Employers in the United States advertised fewer jobs for May amid signs of a slowing economy, but the overall demand for workers was strong.

According to the Labor Department, employers posted 11.3million job openings in May, down from 11.7 million in April. The highest number of job openings in 20 years is 11.9 million, according to records. This is a marked change from the pre-pandemic norm of nearly two job opportunities for every person who is unemployed.

These figures show the peculiarity of the post-pandemic economic system. Inflation is crushing household budgets, forcing them to cut back on spending and slowing growth. Companies are still trying to hire workers. Demand has been particularly strong in travel- and entertainment-related services.

"Some metrics in JOLTS report are down, but that doesn’t diminish the extraordinary demand of workers. Robert Frick, corporate economist at Navy Federal Credit Union stated in a research note that consumer spending has risen, at least for the moment, and the labor market is now the strongest pillar to the expansion.

The quits rate, which is a sign that workers are more confident, fell to 2.8% in May. However, the rate at which layoffs occurred remained constant, another indicator of exceptional demand for employees.

Nick Bunker, Indeed's chief economist, stated on Twitter that the layoff rate was still below 1%, and only a touch higher than the lowest rate in over 20 years.

He said, "Workers are still optimistic! Although the rate of quitting is slowly declining, it's still high compared to pre-pandemic levels.
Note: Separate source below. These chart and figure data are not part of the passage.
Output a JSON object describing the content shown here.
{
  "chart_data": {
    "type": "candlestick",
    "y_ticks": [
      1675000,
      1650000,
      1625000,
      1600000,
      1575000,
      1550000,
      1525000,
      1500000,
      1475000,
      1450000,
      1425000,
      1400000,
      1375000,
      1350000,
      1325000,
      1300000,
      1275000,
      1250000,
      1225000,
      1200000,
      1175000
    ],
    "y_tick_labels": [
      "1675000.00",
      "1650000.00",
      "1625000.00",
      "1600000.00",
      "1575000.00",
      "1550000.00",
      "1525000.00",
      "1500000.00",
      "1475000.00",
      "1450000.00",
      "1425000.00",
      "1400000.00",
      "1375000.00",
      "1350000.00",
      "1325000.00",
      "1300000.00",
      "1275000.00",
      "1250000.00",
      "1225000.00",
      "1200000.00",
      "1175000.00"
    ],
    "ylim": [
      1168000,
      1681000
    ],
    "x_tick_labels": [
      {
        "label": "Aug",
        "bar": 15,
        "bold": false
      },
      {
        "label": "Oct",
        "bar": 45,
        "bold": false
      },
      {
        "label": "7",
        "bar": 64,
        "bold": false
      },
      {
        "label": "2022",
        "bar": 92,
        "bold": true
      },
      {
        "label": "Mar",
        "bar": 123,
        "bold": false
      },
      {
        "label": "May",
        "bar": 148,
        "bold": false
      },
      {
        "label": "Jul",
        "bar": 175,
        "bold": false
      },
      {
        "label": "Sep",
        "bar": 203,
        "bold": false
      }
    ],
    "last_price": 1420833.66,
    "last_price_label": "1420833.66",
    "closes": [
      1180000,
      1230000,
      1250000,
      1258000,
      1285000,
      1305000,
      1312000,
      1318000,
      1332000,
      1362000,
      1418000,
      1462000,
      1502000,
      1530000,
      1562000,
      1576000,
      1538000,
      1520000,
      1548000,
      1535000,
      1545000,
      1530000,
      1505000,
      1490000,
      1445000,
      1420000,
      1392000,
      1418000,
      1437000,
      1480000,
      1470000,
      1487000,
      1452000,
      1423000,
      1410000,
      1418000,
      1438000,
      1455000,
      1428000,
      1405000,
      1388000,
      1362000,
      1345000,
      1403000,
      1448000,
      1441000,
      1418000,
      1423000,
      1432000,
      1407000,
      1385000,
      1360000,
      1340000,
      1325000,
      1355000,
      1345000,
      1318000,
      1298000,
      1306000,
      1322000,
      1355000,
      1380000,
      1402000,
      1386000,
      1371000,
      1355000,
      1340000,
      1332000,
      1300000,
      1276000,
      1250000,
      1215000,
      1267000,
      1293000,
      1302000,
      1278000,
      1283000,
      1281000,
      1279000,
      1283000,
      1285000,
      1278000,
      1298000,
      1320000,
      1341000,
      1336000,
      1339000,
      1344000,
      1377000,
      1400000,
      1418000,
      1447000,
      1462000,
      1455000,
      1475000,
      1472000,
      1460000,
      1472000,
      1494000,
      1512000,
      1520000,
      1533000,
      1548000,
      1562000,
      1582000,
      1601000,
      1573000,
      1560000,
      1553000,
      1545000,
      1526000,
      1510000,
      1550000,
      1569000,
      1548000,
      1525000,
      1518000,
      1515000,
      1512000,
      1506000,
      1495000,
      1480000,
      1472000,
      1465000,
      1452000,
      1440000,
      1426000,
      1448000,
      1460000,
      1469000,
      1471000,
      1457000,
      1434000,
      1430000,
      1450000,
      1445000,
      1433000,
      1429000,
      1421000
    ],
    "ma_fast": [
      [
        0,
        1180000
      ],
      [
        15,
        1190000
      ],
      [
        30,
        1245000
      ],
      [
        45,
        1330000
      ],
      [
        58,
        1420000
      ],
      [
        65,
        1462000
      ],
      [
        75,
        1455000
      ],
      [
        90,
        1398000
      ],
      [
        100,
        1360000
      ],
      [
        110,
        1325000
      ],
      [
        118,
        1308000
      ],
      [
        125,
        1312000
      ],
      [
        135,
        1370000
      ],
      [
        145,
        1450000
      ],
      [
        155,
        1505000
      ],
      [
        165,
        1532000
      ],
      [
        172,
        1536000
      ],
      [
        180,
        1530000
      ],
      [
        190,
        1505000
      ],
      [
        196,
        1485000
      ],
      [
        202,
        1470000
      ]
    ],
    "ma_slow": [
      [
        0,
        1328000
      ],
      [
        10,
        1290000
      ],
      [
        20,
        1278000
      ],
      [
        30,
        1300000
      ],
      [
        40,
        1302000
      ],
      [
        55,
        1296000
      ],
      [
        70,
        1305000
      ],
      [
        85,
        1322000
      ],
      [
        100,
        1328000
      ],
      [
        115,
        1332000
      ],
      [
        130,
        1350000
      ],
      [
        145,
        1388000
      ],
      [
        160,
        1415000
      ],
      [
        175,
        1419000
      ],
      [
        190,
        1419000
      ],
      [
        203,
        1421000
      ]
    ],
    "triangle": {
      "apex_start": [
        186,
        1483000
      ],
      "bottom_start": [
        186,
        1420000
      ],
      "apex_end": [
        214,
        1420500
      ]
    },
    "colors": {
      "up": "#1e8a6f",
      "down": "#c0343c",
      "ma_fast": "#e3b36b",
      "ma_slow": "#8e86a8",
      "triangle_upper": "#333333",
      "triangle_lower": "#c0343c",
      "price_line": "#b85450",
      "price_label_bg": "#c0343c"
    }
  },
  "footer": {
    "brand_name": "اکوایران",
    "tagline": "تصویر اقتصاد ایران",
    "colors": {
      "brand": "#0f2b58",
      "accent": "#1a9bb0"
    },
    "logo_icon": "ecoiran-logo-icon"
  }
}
Economists closely monitor the number of jobs available to identify signs that the labor market may be cooling. Some economists are concerned that workers may have too much power and could play potential employers against one another to get higher salaries and better benefits.

These economists fear that higher labor costs could lead to an increase in prices.

The Federal Reserve saw the record-breaking number of job openings as evidence of an economy that is overheating. It has been raising the short-term rate it controls to cool business and consumer spending. Jerome Powell, Fed Chair, hopes that lower spending will decrease demand for workers and reduce job openings, wage increases and inflation.